The Clayton Fire was a wildfire that started on August 13, 2016 just south of Lower Lake in Lake County, California. The fire burned a total of 3,929 acres and destroyed 300 buildings, before it was fully contained on August 26. Damin Pashilk, a construction worker from Clearlake was arrested and facing 17 counts of arson related to the Clayton Fire and other fires.

==Events==

The fire was first reported at 6:03 pm on August 13 near Highway 29 and Clayton Creek Road. By August 14, the second day, 10 homes had been destroyed and up to 6,000 people had been evacuated from Lower Lake and Clearlake, including St. Helena Hospital Clearlake. An evacuation center was opened at Highlands Senior Center and was evacuated the following day.
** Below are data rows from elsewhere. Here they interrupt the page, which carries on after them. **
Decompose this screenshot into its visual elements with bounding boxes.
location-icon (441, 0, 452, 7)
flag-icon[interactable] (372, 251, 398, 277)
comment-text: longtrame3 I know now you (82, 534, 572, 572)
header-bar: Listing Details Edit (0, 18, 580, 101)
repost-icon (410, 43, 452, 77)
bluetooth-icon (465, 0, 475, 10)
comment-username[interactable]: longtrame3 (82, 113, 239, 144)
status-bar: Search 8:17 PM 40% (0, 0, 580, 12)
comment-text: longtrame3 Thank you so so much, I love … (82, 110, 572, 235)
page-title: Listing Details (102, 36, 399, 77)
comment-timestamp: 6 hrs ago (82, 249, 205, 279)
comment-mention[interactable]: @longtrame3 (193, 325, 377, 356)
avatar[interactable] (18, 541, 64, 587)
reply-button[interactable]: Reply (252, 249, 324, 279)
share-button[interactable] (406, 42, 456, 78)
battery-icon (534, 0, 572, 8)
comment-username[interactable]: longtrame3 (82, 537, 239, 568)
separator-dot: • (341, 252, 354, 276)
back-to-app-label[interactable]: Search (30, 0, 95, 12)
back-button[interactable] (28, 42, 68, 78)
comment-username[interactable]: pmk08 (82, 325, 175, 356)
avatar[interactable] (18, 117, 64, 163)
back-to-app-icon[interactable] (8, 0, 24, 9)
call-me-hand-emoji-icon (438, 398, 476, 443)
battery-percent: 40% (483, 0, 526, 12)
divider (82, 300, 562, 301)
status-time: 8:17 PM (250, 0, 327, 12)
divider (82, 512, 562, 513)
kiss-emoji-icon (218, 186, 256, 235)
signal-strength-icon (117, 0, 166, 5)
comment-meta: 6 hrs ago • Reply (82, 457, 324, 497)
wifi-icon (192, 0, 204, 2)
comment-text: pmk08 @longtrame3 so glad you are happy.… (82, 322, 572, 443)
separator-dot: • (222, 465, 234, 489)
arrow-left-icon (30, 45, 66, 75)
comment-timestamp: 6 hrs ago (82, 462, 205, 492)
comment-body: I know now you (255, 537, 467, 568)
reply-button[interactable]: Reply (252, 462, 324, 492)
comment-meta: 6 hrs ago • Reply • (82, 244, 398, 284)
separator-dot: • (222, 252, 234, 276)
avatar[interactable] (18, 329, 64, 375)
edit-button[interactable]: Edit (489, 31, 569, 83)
By August 15, the third day, 5 percent of the fire had been contained, burning a total of 3,000 acres, 175 buildings, including the offices of a Habitat for Humanity affiliate, had been destroyed and 1,044 fire personnel were on the ground. Road closures were announced throughout the area, including Clayton Creek Road at Highway 29, Morgan Valley Road, North Spruce Grove Road at Spruce Grove Road, and Jerusalem Grade South Spruce Grove Road. State Route 53 at Highway 29 is closed. New evacuation centers were opened at Twin Pine Casino, Kelseyville High School, and the Seventh-day Adventist Church in Lakeport.

As of August 16, the fourth day, 1,664 fire personnel were on the ground and 20 percent of the fire had been contained. It was reported, at the time, as burning a total of 4,000 acres. Additionally, the Clearlake area of the Avenues and neighborhoods from Polk Avenue to Cache Creek, east of Highway 53, have been evacuated. A state of emergency was declared for Lake County by California Governor Jerry Brown. A construction worker from Clearlake, Damin Pashilk, was arrested and was charged with 17 counts of arson related to the Clayton Fire and other fires in the area. He pled guilty of four counts, and was sentenced in September 2019 to approximately 15 years in state prison.

On the fifth day, August 17, road closures remained and evacuation centers also remained open, with 40 percent of the fire being contained, burning a total of 3,929 acres, and 2,327 fire personnel were on the ground. As of August 24, the fire was 98% contained and had destroyed 300 and damaged 28 buildings, and residents were able to return to their homes.